Tony Romo was sensational in his broadcast debut for CBS Sports on Sunday, calling out plays in the Raiders-Titans game before they happened and demonstrating a nice on-air chemistry with play-by-play partner Jim Nantz.
But the clairvoyance that made the rookie NFL broadcaster sound so impressive could also cause him, and CBS, problems down the line.
The recently retired Cowboys quarterback predicted runs to the left and right, safety blitzes, play-calling and fourth-down strategy. It was uncanny.
A No. 1 NFL game analyst is not supposed to be a novelty act at a cocktail party, though.
Romo predicting plays before they happen could grow old very fast, especially if he's wrong often enough that his gaffes become a meme on social media.
Inaccuracy doomed Mike Carey, CBS's attempted answer to Fox Sports' popular rules "analyst" Mike Pereira. The former referee is widely acknowledged as a great guy, but he was confidently wrong on TV too many times. At the end, Carey became a punch line, and CBS had to dump him.

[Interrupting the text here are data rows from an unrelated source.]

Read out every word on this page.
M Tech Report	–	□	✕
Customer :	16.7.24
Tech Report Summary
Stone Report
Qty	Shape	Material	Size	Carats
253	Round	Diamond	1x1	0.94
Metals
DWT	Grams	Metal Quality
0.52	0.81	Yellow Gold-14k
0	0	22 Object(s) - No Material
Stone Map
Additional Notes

MORE: Romo draws on familiar mindset — doubted but determined
Don't forget, Romo will be calling Thursday night and Sunday games. That doesn't give him a lot of prep time, especially as he tries to learn the AFC after spending his career in the NFC East.
Besides entertaining viewers, the real role of a game analyst is to be an on-air teacher, not a fortune-teller. I think Romo's smart enough to realize this.
If he can show viewers how to anticipate plays from formations on the field, and the strategy behind them, then Romo could be on his way to a John Madden-like Hall of Fame broadcast career.
Can't ever remember gaining as much strategic insight from announcers as I have from Romo in just over one quarter. https://t.co/jZUxYjHcqi
— Dan Turner (@dtsturner) September 10, 2017
The real reason CBS Sports president Sean McManus tabbed the 37-year old Romo to replace the 61-year-old Phil Simms in the booth is that Romo knows today's quarterback-focused, pass-happy NFL. He know the players, the formations, the audibles, the checkdowns, the blitzes.
That familiarity is also the reason CBS added 36-year-old Nate Burleson to "The NFL Today" pregame show, and why ESPN replaced graybeards like Mike Ditka with much younger analysts like Randy Moss, Charles Woodson and Matt Hasselbeck on "Sunday NFL Countdown."
AWKWARD: Phil Simms asks Romo how the analyst's seat feels
McManus' main worry now is Cowboys owner Jerry Jones trying to lure his surrogate son back to Dallas if Romo's successor, Dak Prescott, gets hurt.
Romo showed the kind of strategic insight that could make him a great analyst. Don't forget he's being tutored by Nantz, one of the all-time greats who's personally invested in his friend succeeding.
But if Romo lets the positive headlines go to his head and decides to be the Swami of game broadcasting, he could learn that nobody really knows the NFL that well.